Maybe I’m onto something.  Maybe I’m not out there alone.  Maybe those long-lost classmates of mine and I should be targeted and not overlooked by Madison Avenue and their ilk.  We spend money.  We like “age-appropriate” stuff.  You’ve got years to capitalize on our unique needs. 

Where are the clothes?


Such as?  Well, for starters, clothes that flatter and cover our bodies.  Mama Mia!  Just because we eschew “tummy tees” doesn’t mean I want “tees to the knees”! And those of us who are trim enough would like to wear skirts that flirt without a bare dernier!

I have read that one of our failings as consumers includes the fact that we tend to buy the same product from the same company repeatedly.  Isn’t that the very brand loyalty manufacturers spend thousands to establish, or do I not understand loyalty programs such as frequent flyer miles at all?  When I shop for those very tried-and-true products from those very manufacturers, as often as not, the product has been discontinued with no comparable replacement in sight!

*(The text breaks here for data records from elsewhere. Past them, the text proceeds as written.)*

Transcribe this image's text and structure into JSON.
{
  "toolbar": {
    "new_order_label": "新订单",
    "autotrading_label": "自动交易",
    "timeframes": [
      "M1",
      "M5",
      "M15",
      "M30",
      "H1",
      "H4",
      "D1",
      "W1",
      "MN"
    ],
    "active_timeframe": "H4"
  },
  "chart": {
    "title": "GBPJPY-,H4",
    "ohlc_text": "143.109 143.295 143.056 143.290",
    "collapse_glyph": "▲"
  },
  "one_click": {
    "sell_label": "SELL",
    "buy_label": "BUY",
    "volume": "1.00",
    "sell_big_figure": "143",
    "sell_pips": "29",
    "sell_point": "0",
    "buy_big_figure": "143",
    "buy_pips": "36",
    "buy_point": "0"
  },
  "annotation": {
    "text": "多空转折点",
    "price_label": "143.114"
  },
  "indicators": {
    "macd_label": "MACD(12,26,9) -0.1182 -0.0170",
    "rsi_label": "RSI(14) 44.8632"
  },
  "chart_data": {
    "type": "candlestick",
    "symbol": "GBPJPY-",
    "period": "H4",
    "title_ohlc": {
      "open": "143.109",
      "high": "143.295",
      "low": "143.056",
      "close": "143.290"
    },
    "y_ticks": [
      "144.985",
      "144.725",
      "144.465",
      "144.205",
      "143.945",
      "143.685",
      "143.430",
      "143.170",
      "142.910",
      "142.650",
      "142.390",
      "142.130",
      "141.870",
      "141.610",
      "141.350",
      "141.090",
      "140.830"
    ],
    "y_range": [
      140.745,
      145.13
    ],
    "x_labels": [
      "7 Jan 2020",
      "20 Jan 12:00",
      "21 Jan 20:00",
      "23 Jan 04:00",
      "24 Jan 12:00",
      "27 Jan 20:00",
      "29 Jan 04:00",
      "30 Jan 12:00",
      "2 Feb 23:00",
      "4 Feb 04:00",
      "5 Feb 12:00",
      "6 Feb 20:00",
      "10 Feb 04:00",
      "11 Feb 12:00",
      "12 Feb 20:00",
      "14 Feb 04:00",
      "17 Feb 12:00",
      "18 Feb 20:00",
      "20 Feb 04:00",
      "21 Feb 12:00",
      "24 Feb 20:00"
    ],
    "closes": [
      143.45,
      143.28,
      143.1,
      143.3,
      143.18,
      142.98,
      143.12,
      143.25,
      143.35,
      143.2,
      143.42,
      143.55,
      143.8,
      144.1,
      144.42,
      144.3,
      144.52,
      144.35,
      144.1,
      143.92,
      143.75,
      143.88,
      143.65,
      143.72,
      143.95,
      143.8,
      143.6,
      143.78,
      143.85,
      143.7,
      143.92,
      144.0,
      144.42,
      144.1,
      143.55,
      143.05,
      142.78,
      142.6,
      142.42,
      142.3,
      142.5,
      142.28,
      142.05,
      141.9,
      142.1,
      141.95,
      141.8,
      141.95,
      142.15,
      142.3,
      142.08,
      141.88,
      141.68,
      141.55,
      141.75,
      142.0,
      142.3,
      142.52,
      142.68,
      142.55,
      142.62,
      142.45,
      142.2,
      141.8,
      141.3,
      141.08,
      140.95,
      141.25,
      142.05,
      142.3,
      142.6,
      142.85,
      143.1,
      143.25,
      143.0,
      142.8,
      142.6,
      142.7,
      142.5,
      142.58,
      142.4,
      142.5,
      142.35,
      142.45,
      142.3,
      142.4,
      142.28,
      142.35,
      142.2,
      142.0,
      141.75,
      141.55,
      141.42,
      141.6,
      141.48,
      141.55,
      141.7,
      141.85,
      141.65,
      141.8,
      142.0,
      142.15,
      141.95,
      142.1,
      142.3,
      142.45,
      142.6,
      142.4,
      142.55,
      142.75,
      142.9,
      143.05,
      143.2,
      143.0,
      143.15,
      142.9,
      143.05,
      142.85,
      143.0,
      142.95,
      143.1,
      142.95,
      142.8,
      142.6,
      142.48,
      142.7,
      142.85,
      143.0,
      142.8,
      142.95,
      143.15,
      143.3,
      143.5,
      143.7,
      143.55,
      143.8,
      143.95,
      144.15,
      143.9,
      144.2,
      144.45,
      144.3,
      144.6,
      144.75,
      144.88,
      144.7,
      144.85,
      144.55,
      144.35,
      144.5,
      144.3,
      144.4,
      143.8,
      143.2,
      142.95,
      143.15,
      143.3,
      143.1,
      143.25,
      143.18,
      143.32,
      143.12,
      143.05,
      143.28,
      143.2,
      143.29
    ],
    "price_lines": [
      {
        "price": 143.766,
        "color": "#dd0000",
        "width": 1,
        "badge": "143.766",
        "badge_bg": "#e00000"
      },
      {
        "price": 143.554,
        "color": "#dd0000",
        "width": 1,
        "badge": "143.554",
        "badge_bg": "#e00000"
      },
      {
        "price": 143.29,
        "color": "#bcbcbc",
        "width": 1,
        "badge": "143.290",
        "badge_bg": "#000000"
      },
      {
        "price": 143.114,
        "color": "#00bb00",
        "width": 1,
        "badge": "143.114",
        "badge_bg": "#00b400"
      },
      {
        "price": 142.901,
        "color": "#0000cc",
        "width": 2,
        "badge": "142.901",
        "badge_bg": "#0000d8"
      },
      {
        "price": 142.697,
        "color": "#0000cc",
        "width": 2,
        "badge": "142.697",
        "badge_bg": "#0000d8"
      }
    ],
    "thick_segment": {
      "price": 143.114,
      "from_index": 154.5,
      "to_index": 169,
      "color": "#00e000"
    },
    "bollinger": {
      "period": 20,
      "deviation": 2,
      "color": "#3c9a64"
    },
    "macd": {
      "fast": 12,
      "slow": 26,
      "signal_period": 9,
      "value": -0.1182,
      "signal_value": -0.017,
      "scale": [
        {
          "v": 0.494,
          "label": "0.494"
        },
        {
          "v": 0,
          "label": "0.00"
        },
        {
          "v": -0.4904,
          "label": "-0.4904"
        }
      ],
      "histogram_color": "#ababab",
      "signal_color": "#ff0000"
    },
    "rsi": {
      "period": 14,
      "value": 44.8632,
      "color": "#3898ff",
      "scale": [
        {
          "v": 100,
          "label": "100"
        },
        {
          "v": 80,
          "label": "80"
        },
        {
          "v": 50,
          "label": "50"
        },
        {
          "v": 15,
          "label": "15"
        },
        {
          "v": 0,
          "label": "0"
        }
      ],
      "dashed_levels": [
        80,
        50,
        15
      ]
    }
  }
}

Make-up manufacturers are the worst.  After experimenting with bizarre colors with every season change for many (40+!) years, we probably know what makes us look attractive (young) and what makes us look like a clown (bright green eye shadow and magenta lipstick). All we want is to be able to buy the stuff that works. So we’re predictable.  Fickle is better?  I don’t think so!

Those shoes


Oh, and then there’s the shoes!  Having been there and done that, I’ll never understand why women are willing to torture their poor innocent feet with stiletto heels and pointed toes.  When MY contemporaries started to wear sneakers to and from work regardless of what they were wearing, I was sure that we were witnessing the dawning a new era of foot/knee/back-smart shoes and intelligent women. HA!  But, hey, if they want to suffer, let them learn the way I did—the expensive, painful way. (By the way, flip flops are not  an alternative, nuh uh).  Please, sell a few styles so I can be comfortable and not look like a prison matron. Thinking about Queen Latifa in Chicago now, are you?

Time to relax


I don’t know whether 60 is the new 40 or not, but I have been told I look like I’m forty and I feel pretty healthy and fit and when I can find people my age, I think they look pretty good, too.  And the actuaries say we’re going to live about 30 more years.  That’s a lot of spending time.

What’s so hard?  When I buy a skirt, I don’t want to show my underwear.  When I shop at the same store, I want to find my favorite products or some reasonable (New!  Improved! is OK) replacement—not brown eye shadow replaced with Kelly green because that’s what the designers are “showing.”  And if the Gen X’ers are willing to surgically remove toes to squeeze into pointed torture chambers, please have a couple reasonably-priced styles for us—the Junior Seniors.